Un esempio leggermente diverso di effetto placebo, questa volta proveniente da studi clinici, è stato trovato in pazienti con malattia di Parkinson (Pollo, et al., 2002). In questo caso, ai pazienti veniva riferito verbalmente che sarebbe stato somministrato un nuovo farmaco anti-parkinsoniano in grado di migliorare la loro performance motoria della loro mano. In una condizione, venivano influenzati positivamente riguardo le aspettative sulla modulazione della performance motoria, mentre nella seconda condizione venivano elicitate delle aspettative negative sul farmaco in questione. I risultati hanno dimostrato come questo condizionamento verbale non solo fosse in grado di influenzare l’esito motorio della mano a seguito dell’intervento, ma anche l’attivazione del circuito dopaminergico del cervello misurato attraverso apposite indagini strumentali di carattere neuroscientifico.

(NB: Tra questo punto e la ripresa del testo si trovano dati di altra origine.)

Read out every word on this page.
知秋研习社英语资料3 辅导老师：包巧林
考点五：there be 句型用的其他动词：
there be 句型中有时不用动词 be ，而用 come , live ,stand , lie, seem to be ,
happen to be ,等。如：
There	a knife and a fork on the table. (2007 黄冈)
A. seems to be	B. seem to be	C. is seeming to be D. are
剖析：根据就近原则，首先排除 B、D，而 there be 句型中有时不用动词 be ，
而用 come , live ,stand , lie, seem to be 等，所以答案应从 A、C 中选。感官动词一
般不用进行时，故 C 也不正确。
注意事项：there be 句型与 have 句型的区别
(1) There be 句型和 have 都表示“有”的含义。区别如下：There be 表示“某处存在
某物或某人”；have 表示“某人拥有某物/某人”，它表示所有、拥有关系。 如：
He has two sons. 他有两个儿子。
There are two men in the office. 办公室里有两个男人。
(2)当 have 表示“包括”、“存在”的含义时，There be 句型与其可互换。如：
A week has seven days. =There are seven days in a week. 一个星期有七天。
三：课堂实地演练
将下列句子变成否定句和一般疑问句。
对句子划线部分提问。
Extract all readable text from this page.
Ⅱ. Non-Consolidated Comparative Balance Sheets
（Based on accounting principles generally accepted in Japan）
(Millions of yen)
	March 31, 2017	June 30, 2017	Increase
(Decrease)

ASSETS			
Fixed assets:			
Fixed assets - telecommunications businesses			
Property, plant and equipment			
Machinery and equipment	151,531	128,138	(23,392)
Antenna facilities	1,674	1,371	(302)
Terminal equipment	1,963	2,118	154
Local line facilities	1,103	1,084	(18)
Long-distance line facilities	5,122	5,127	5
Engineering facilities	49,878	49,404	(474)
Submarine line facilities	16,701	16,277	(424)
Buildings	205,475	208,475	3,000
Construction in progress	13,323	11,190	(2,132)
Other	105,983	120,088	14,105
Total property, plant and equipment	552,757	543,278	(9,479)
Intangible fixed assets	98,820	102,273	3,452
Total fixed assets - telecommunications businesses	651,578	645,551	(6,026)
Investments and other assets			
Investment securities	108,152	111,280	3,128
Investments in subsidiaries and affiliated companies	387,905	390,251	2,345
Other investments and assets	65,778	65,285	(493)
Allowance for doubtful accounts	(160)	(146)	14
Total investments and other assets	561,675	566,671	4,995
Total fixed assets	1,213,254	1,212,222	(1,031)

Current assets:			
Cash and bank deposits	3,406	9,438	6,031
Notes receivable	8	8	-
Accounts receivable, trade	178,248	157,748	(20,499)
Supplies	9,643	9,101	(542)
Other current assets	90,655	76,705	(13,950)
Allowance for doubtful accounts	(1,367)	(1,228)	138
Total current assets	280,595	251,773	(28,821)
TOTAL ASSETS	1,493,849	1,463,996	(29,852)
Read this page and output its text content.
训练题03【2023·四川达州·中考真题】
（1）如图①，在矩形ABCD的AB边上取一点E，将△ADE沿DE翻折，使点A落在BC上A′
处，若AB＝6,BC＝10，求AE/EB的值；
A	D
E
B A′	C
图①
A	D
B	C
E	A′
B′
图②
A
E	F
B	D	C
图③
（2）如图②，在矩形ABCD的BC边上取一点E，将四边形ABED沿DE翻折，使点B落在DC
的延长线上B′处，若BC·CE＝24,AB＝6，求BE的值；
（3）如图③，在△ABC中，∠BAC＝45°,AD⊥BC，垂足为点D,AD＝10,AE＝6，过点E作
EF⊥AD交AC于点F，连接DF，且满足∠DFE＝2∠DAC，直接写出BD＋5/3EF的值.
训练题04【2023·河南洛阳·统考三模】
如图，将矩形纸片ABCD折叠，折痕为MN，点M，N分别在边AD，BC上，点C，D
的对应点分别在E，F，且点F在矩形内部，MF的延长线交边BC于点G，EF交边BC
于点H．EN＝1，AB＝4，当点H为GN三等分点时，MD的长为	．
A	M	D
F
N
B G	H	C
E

Concludendo, l’effetto placebo risulta essere un fenomeno tanto misterioso, quanto estremamente radicato nelle possibilità biologiche dell’essere umano, non ancora pienamente compresa dalla conoscenza scientifica del momento. Ad oggi ulteriori studi si stanno interessando a questo argomento, sperando, in tempi non troppo lontani, di comprendere a pieno questo affascinante meccanismo.

Bibiografia

  • Harrington, A. (Ed.). (1999). The placebo effect: An interdisciplinary exploration (Vol. 8). Harvard University Press.
  • Wager, T. D., Matre, D., & Casey, K. L. (2006). Placebo effects in laser-evoked pain potentials. Brain, behavior, and immunity20(3), 219-230.
  • Pollo, A., Torre, E., Lopiano, L., Rizzone, M., Lanotte, M., Cavanna, A., … & Benedetti, F. (2002). Expectation modulates the response to subthalamic nucleus stimulation in Parkinsonian patients. Neuroreport13(11), 1383-1386.